Sous nos yeux encore un brin fatigués se dévoile un bijou onirique, où l’enchantement occupe la place principale. Gatien se transforme en marionnette et replonge, le temps d’un instant, en enfance. Autour de lui, les nuages deviennent des phoques et des dinosaures, les arbres tournoient et le ciel s’embrase. Découverte de la vie, découverte du monde ; les éléments imaginaires s’entremêlent et s’entrechoquent au son de sa voix calme et rassurante. Claquements de doigts, guitare et sonorités électroniques, Gatien nous transporte dans son univers singulier et sincère, où le ciel se pare d’animaux marins et disparus, où la réalité laisse place au charme suranné de l’enfance.

Mathias Malzieu & Daria Nelson – La symphonie du temps qui passe 

Mathias Malzieu revient avec un nouveau titre en duo avec l’artiste ukrainienne Daria Nelson. Etant donné les talents de réalisateur du chanteur, on ne pouvait que s’attendre à un clip plus que cinématographique. C’est un pari gagné pour Le Turk et Sébastien Roignant ! On retrouve dans l’esthétique de La symphonie du temps qui passe une inspiration de Méliès, mais également des éléments faisant échos aux longs métrages de Mathias Malzieu. Il y a Paris, des créatures aquatiques rappelant Une Sirène à Paris, ou encore des engrenages évoquant Jack et la Mécanique du Coeur. Il s’agit d’un premier clip extrait d’un album éponyme qui sortira le 7 octobre 2022. L’assemblage des prochains titres créera une véritable comédie musicale pour accompagner ce disque.

Al-Qasar ft. Lee Ranaldo- Awal اوال 

Le groupe de musique orientale et de rock psyché Al Qasar revient avec un nouveau titre, en featuring avec Lee Ranaldo – nul autre que le fondateur de Sonic Youth. Alors forcément, la chaleur de la route évoquée sur la pochette du vinyle Goo prend comme un parfum du Maghreb, de la musique gnawa du Maroc, du raï de l’Algérie et des classiques égyptiens. Le groupe nous embarque en road trip avec un titre transcendant, transpirant, une course poursuite de longue haleine, atmosphère que retranscrit Ryley Fogg dans le clip. On y aperçoit un motard chevauchant le désert, les oasis et leurs mirages…. 

Loyle Carner – Hate

« Yeah, listen, let me tell you what I hate » – Pour son retour, Loyle Carner frappe fort avec le single Hate. Un son aux lyrics poignants comme il sait si bien les faire, avec une dose de rage supplémentaire transcrite par un plan séquence dans une voiture lancée à pleine allure. Le rappeur chante face caméra, emporté par ses émotions vives, dissocié en quatre entités dans l’enceinte de son véhicule, comme pour appuyer son propos et l’énergie qui le mène et le pourchasse à la fois. Ici, il signe également la réalisation du clip aux côtés de Greg Hackett, une production finalement simple en apparence mais plus qu’efficace pour servir son propos. 

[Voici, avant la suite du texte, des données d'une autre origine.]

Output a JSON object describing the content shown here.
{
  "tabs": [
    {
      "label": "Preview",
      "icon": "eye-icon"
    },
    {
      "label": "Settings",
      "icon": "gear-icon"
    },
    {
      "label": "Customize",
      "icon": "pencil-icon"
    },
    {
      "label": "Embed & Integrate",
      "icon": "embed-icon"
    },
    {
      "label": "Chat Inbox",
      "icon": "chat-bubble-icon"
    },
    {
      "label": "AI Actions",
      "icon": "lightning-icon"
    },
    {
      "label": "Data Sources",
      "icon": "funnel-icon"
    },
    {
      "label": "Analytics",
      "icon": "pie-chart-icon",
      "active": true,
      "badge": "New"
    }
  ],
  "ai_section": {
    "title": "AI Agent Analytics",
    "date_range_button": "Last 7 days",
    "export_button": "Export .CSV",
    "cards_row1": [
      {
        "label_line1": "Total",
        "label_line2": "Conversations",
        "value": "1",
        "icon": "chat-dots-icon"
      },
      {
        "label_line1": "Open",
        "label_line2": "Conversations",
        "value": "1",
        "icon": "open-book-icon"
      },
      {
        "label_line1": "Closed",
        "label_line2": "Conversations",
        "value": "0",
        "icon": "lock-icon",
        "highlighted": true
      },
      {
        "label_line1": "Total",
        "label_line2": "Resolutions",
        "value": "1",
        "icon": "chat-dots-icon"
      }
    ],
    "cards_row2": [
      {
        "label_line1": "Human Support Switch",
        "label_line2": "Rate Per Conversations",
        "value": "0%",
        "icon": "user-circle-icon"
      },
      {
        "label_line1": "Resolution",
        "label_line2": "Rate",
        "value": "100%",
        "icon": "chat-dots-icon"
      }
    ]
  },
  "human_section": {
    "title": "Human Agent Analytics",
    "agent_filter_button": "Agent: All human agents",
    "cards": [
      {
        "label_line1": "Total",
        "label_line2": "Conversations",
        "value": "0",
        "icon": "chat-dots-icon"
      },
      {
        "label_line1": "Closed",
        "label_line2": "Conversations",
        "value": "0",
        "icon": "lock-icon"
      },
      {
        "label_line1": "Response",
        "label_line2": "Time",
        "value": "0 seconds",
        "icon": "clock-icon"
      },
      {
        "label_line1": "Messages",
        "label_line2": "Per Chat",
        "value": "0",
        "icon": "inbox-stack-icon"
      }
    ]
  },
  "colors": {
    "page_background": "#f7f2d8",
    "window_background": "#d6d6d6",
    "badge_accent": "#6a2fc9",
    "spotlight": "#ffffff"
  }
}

Jeshi – Coffee / National Lottery | COLORS

On suit le rappeur Jeshi, signé chez Because, depuis un bout de temps, et sans surprise, il fait une nouvelle fois partie des dernier·es artistes filmé·es par Colors – il y avait déjà participé quatre ans plus tôt avec le titre Rush. Avec la sortie de son premier album, il signe une session impeccable, mêlant deux de ses titres favoris, Coffee et National Lottery. Fond orange dégradé, gestuelle appuyée et prod soul soft et calibrée. L’artiste enchaîne les succès et nous offre une réinterprétintion sans fausse note, rappelant la maîtrise dont il sait amplement faire preuve en live.